Early in his writing career Pinter admitted to three influences: Franz Kafka, American gangster films, and
Samuel Beckett. . . . At that time his plays, more than those of any other plawright's [sic], were
responsible for the newly coined term 'comedy of menace.' This phrase certainly makes sense when
applied to The Birthday Party . . . or to The Dumb Waiter. . . . But 'menace' is hardly the word for The
Caretaker, and still less for subsequent plays in which Pinter increasingly exchanged his derelict settings
and down-and-out characters for environments of moneyed elegance (657–58). (Qtd. in Merritt 240)

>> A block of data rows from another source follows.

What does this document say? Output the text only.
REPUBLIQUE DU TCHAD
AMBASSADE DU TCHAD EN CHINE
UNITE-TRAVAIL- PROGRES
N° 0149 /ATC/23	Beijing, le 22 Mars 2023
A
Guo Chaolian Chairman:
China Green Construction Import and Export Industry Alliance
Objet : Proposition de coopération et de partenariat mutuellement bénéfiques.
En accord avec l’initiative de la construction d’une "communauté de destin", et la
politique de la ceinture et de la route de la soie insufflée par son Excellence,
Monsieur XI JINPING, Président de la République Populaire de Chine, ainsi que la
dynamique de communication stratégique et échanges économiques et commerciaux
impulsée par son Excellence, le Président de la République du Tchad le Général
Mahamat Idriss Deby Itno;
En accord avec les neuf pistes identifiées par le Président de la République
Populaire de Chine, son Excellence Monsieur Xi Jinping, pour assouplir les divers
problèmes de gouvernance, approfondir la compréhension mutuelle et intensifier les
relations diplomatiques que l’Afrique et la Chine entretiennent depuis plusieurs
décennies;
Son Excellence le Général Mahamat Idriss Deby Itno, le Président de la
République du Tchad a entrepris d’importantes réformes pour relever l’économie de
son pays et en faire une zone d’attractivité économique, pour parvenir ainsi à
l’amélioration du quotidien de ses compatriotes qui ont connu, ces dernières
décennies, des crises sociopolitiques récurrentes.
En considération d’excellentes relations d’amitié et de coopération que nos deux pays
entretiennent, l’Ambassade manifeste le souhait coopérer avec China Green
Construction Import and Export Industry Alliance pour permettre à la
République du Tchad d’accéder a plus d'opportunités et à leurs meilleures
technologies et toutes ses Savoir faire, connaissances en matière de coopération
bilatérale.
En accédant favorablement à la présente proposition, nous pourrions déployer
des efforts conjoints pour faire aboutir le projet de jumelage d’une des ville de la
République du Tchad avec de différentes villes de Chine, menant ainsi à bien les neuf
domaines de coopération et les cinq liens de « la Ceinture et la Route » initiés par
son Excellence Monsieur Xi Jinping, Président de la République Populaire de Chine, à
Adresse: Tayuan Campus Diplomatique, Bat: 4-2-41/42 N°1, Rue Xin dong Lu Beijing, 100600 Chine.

Despite those more-recent caveats regarding applying the phrase that he himself initially coined for
Pinter's writing to The Caretaker—only the second of Pinter's full-length plays produced by then and the
one that launched his career as a successful playwright in 1960 (Merritt 9, 226) —and to Pinter's later
plays, scenes in both acts of The Caretaker in which Mick confronts an unsuspecting Davies and scares
him almost speechless (Pinter, The Caretaker 129, 146) also epitomise how comedy and menace still co-
exist in Pinter's text and on Pinter's stage.

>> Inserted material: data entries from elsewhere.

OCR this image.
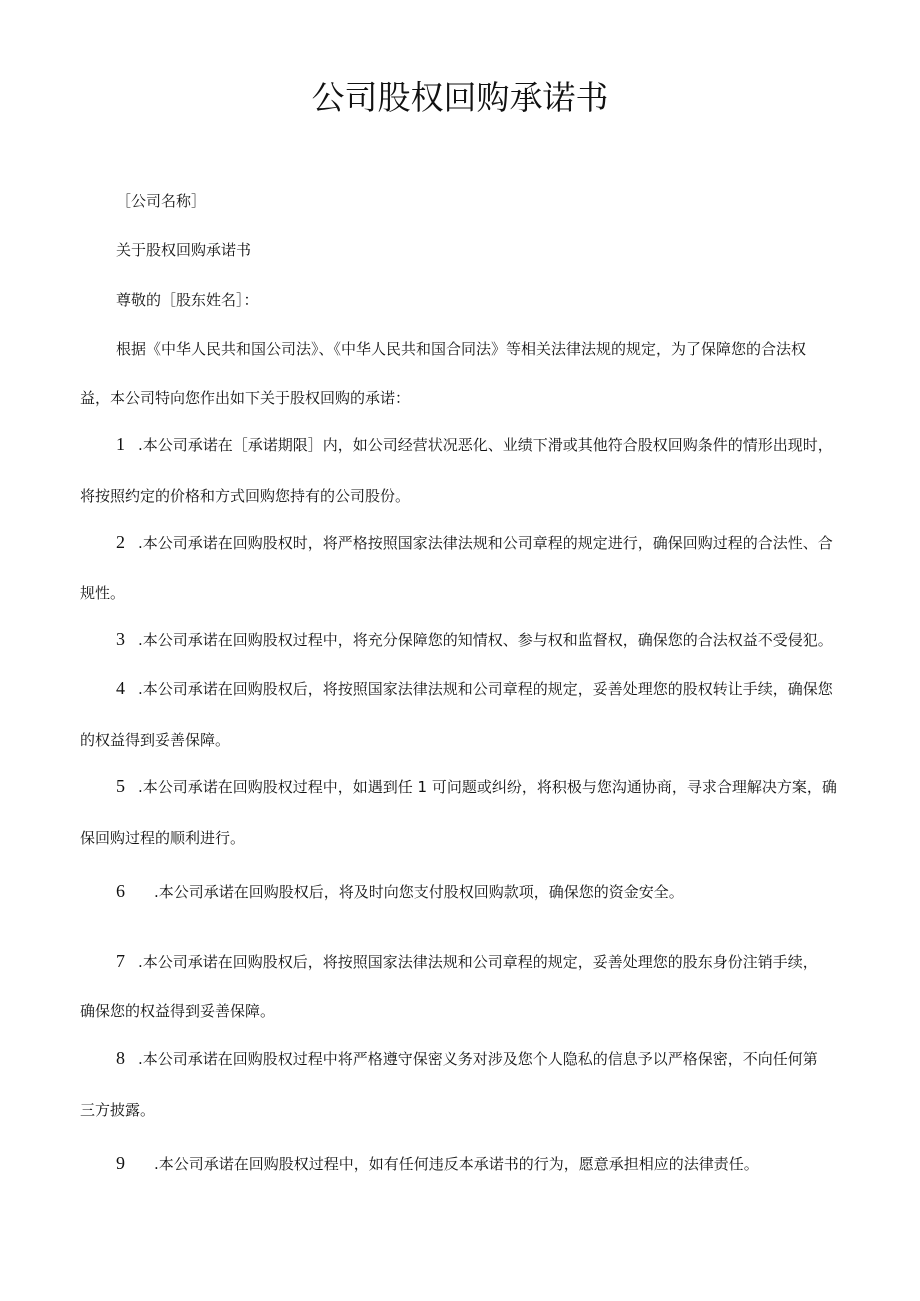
公司股权回购承诺书

［公司名称］

关于股权回购承诺书

尊敬的［股东姓名］：

根据《中华人民共和国公司法》、《中华人民共和国合同法》等相关法律法规的规定，为了保障您的合法权

益，本公司特向您作出如下关于股权回购的承诺：

1 .本公司承诺在［承诺期限］内，如公司经营状况恶化、业绩下滑或其他符合股权回购条件的情形出现时，

将按照约定的价格和方式回购您持有的公司股份。

2 .本公司承诺在回购股权时，将严格按照国家法律法规和公司章程的规定进行，确保回购过程的合法性、合

规性。

3 .本公司承诺在回购股权过程中，将充分保障您的知情权、参与权和监督权，确保您的合法权益不受侵犯。

4 .本公司承诺在回购股权后，将按照国家法律法规和公司章程的规定，妥善处理您的股权转让手续，确保您

的权益得到妥善保障。

5 .本公司承诺在回购股权过程中，如遇到任 1 可问题或纠纷，将积极与您沟通协商，寻求合理解决方案，确

保回购过程的顺利进行。

6 .本公司承诺在回购股权后，将及时向您支付股权回购款项，确保您的资金安全。

7 .本公司承诺在回购股权后，将按照国家法律法规和公司章程的规定，妥善处理您的股东身份注销手续，

确保您的权益得到妥善保障。

8 .本公司承诺在回购股权过程中将严格遵守保密义务对涉及您个人隐私的信息予以严格保密，不向任何第

三方披露。

9 .本公司承诺在回购股权过程中，如有任何违反本承诺书的行为，愿意承担相应的法律责任。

The comic aspects of this play multiply, reaching a crescendo in Mick's monologue in Act Two describing
his "deepest wishes" for decorating the attic room (161, 173) and falling with Davies, a tramp taken in
out of the cold by his brother, suggesting that "if" he can "just get down to Sidcup" to get his "papers"
and "sort" himself "out" (113–16, 164), his refrain and excuse for everything (153, 175–79), he might
just be able to accomplish Mick's hyperbolic pipe dream and "decorate the attic room out for [Mick]"
(164), leading Mick to accuse Davies of misrepresenting himself as "an experienced first-class
professional interior and exterior decorator" (172–74), an absurd conclusion, given the tangible
evidence of the down-and-out Davies before Mick (and the audience).

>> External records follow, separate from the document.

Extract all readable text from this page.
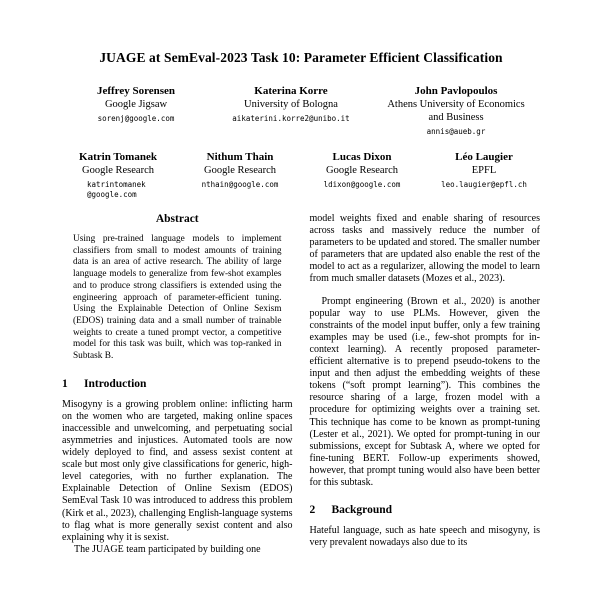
JUAGE at SemEval-2023 Task 10: Parameter Efficient Classification
Jeffrey Sorensen
Google Jigsaw
sorenj@google.com
Katerina Korre
University of Bologna
aikaterini.korre2@unibo.it
John Pavlopoulos
Athens University of Economics and Business
annis@aueb.gr
Katrin Tomanek
Google Research
katrintomanek@google.com
Nithum Thain
Google Research
nthain@google.com
Lucas Dixon
Google Research
ldixon@google.com
Léo Laugier
EPFL
leo.laugier@epfl.ch
Abstract

Using pre-trained language models to implement classifiers from small to modest amounts of training data is an area of active research. The ability of large language models to generalize from few-shot examples and to produce strong classifiers is extended using the engineering approach of parameter-efficient tuning. Using the Explainable Detection of Online Sexism (EDOS) training data and a small number of trainable weights to create a tuned prompt vector, a competitive model for this task was built, which was top-ranked in Subtask B.

1 Introduction

Misogyny is a growing problem online: inflicting harm on the women who are targeted, making online spaces inaccessible and unwelcoming, and perpetuating social asymmetries and injustices. Automated tools are now widely deployed to find, and assess sexist content at scale but most only give classifications for generic, high-level categories, with no further explanation. The Explainable Detection of Online Sexism (EDOS) SemEval Task 10 was introduced to address this problem (Kirk et al., 2023), challenging English-language systems to flag what is more generally sexist content and also explaining why it is sexist.

The JUAGE team participated by building one

model weights fixed and enable sharing of resources across tasks and massively reduce the number of parameters to be updated and stored. The smaller number of parameters that are updated also enable the rest of the model to act as a regularizer, allowing the model to learn from much smaller datasets (Mozes et al., 2023).

Prompt engineering (Brown et al., 2020) is another popular way to use PLMs. However, given the constraints of the model input buffer, only a few training examples may be used (i.e., few-shot prompts for in-context learning). A recently proposed parameter-efficient alternative is to prepend pseudo-tokens to the input and then adjust the embedding weights of these tokens (“soft prompt learning”). This combines the resource sharing of a large, frozen model with a procedure for optimizing weights over a training set. This technique has come to be known as prompt-tuning (Lester et al., 2021). We opted for prompt-tuning in our submissions, except for Subtask A, where we opted for fine-tuning BERT. Follow-up experiments showed, however, that prompt tuning would also have been better for this subtask.

2 Background

Hateful language, such as hate speech and misogyny, is very prevalent nowadays also due to its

Pinter's friend the late film and stage director David Jones, who directed the play for the Roundabout
Theatre, in New York City, in 2003 (having previously directed Pinter's 1983 film of Betrayal, as well as
other works by or featuring him), reminds his audience that Pinter himself said, in a widely quoted
statement, that The Caretaker is only "funny, up to a point" and that "beyond that point" is why he
wrote it:

There is always mischief lurking in the darkest corners. The world of The Caretaker is a bleak one, its
characters damaged and lonely. But they are all going to survive. And in their dance to that end they
show a frenetic vitality and a wry sense of the ridiculous that balance heartache and laughter. Funny,
but not too funny. As Pinter wrote, back in 1960: "As far as I am concerned The Caretaker IS funny, up to
a point. Beyond that point, it ceases to be funny, and it is because of that point that I wrote it." (Jones)

"Beyond the point" of the comedy (the "funny") lies the scary territory that threatens one's very
existence (Billington 92), which Wardle and others commonly have "labeled" or "pigeonholed"
(depending on one's perspective) as "menace" (Merritt 9–10).